Laws purporting to infringe upon or derogate from the fundamental rights of citizens must be express, explicit, unambiguous and not subject to personal considerations and permutations, to prevent abuse – Okafor v. Lagos State Govt & Anor. and Adegboruwa v IGP & Ors. The Quarantine Act does not contain any provision expressly authorizing the restriction of movement of citizens and such power must not and cannot be assumed by the President. The liberty and freedom of movement of a citizen are next to his right to life and any law that can justify a limitation on such must be express and direct, in its content and implementation, including appropriate sanctions for its breach. This is not the case with the regulations made by the President, which was simply a hurried conversion of the Presidential broadcast, following widespread criticisms thereof.

For the President to seek to restrict the movement of citizens, he must act under a law that EXPRESSLY permits him to so do, not by IMPLICATION, as he has purported to do under the Quarantine Act. In a proper federation, it is inappropriate for a President to take over the affairs of any State within the federation, without the input of the Governor and the House of Assembly of that State. In Lagos State, the Governor had already introduced measures to curtail the spread of COVID 19, without violating the right to freedom of movement. In Ogun State, the Governor eventually postponed the President’s proclamation to April 3, 2020, on the ground that the people of the State were not prepared for the lockdown, whereas Mr. Femi Adesina claimed that it took effect from March 30, 2020. In another breath, the Honourable Minister of Finance later claimed to have secured approval to exclude certain financial transactions from the lockdown. There should have been meaningful consultations before the President’s proclamation.

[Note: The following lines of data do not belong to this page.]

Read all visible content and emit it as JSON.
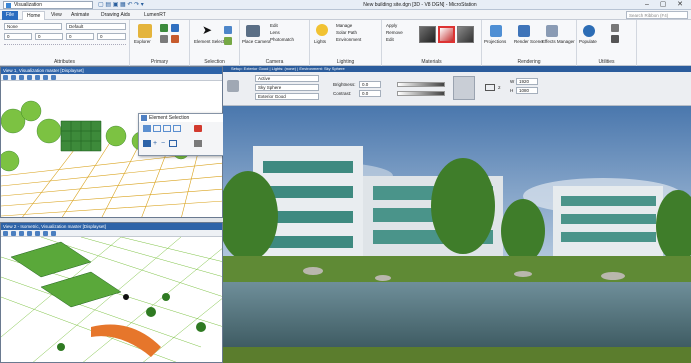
{
  "titlebar": {
    "workspace": "Visualization",
    "title": "New building site.dgn [3D - V8 DGN] - MicroStation",
    "min": "–",
    "max": "▢",
    "close": "✕"
  },
  "tabs": [
    "File",
    "Home",
    "View",
    "Animate",
    "Drawing Aids",
    "LumenRT"
  ],
  "search": {
    "placeholder": "Search Ribbon (F4)"
  },
  "ribbon": {
    "attributes": {
      "label": "Attributes",
      "level": "None",
      "style": "Default",
      "color": "0",
      "weight": "0",
      "linestyle": "0",
      "transp": "0"
    },
    "primary": {
      "label": "Primary",
      "explorer": "Explorer"
    },
    "selection": {
      "label": "Selection",
      "element_selection": "Element Selection"
    },
    "camera": {
      "label": "Camera",
      "place_camera": "Place Camera",
      "edit": "Edit",
      "lens": "Lens",
      "photomatch": "Photomatch"
    },
    "lighting": {
      "label": "Lighting",
      "lights": "Lights",
      "manage": "Manage",
      "solar_path": "Solar Path",
      "environment": "Environment"
    },
    "materials": {
      "label": "Materials",
      "apply": "Apply",
      "remove": "Remove",
      "edit": "Edit"
    },
    "rendering": {
      "label": "Rendering",
      "projections": "Projections",
      "render_scene": "Render Scene",
      "effects_manager": "Effects Manager"
    },
    "utilities": {
      "label": "Utilities",
      "populate": "Populate"
    }
  },
  "views": {
    "view1": {
      "title": "View 1, Visualization master [Displayset]"
    },
    "view2": {
      "title": "View 2 - Isometric, Visualization master [Displayset]"
    }
  },
  "element_selection": {
    "title": "Element Selection"
  },
  "mainview": {
    "header": "Setup: Exterior Good | Lights: (none) | Environment: Sky Sphere",
    "setup_value": "Active",
    "environment_value": "Sky Sphere",
    "quality_value": "Exterior Good",
    "brightness_label": "Brightness:",
    "brightness_value": "0.0",
    "contrast_label": "Contrast:",
    "contrast_value": "0.0",
    "zoom_value": "2",
    "width_value": "1920",
    "height_value": "1080",
    "w_label": "W",
    "h_label": "H"
  }
}
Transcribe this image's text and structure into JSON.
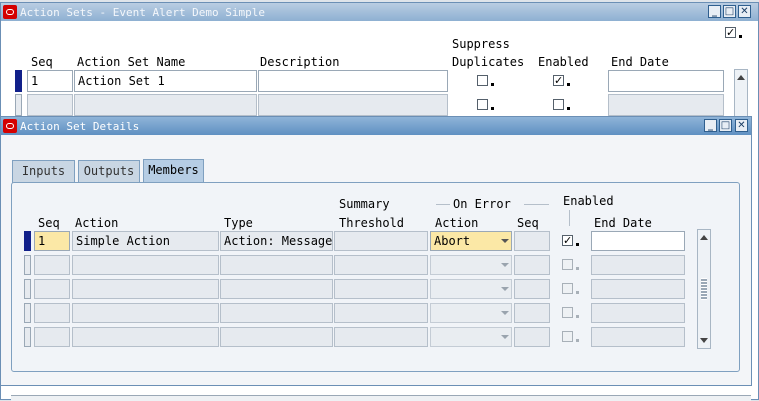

In this day and age, we shouldn’t be debating the capacity of an executive President to lockdown his people without direct legislation, which will specify the details of such lockdown, the nature thereof, the consequences of its breach and detailed regulations on its implementation, especially by overzealous security officers. It wasn’t long indeed that we got to see the viral video of policemen overturning shops, destroying valuables and beating up people, for alleged violation of the hastily-drafted COVID 19 Regulations. Some of the security officers were simply at a loss on what to do with violators, whether to just turn them back to their homes, or to arrest them, or to beat them up or shoot and kill them, as was done in Warri, Delta State, where soldiers opened fire on an unarmed civilian, killing him right on the spot, for allegedly refusing to stop when directed to. That cannot be the goal of any law or regulation, which is purported to have been issued to safeguard human lives but is turning to be the cause of death, torture and other deprivations. The human saying is always that once the purpose of a thing is not known or specified, then its abuse is inevitable. The Ogun State model should be the best option in the circumstances, given that daily wage earners need to go out to eke out a living for themselves.